BRUSSELS (Reuters) – Belgium has backed introducing price caps for European Union’s gas and electricity hubs, as well as suspending trade in case of “irrational market behaviour”, according to a note seen by Reuters on Monday.
The 27-nation EU is looking for ways to tackle soaring energy prices, including discussing price caps for markets spooked by Russia’s invasion of Ukraine and reduced gas supplies to Europe.
Eurostat said earlier this year Belgium had the highest energy inflation in the EU and the government in Brussels tinkered with taxes and tariffs to alleviate the pain on consumers. It has also called for reforms of the EU energy market.
“Price levels for gas trading on European hubs should be capped in order to limit irrational market behaviour,” the Belgian government said in the note.
With LNG terminals and gas pipelines connecting Europe and the world, wholesale prices should not be significantly higher in Europe than at the U.S. Henry Hub or Asia’s JKM, it said.
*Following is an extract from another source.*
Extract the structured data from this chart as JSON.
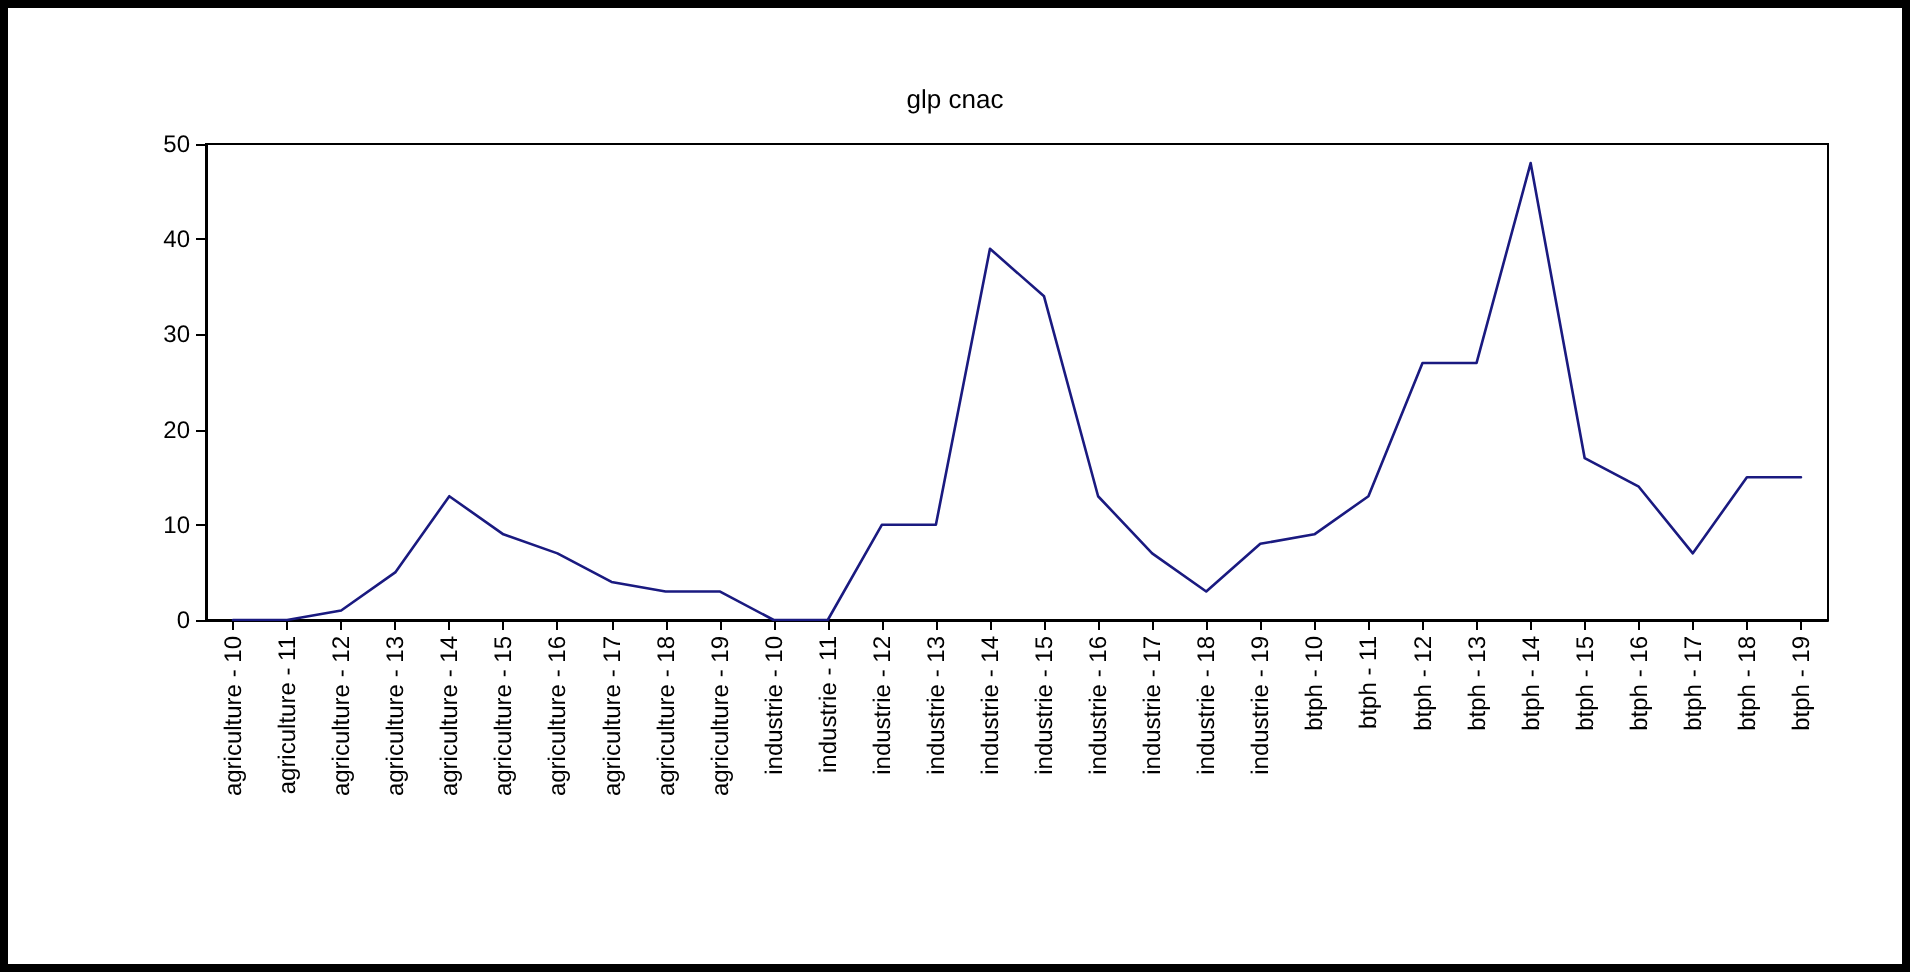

“If price ceilings are installed in the gas market, the price ceilings in the electricity market must also be revised”, added the note, which also lays out the Belgian government’s stance ahead of talks among the bloc’s energy ministers.
It called for suspension in wholesale trading if necessary and for a review of pricing that currently translates higher gas prices into more expensive electricity, even if the latter is produced from nuclear or renewable sources.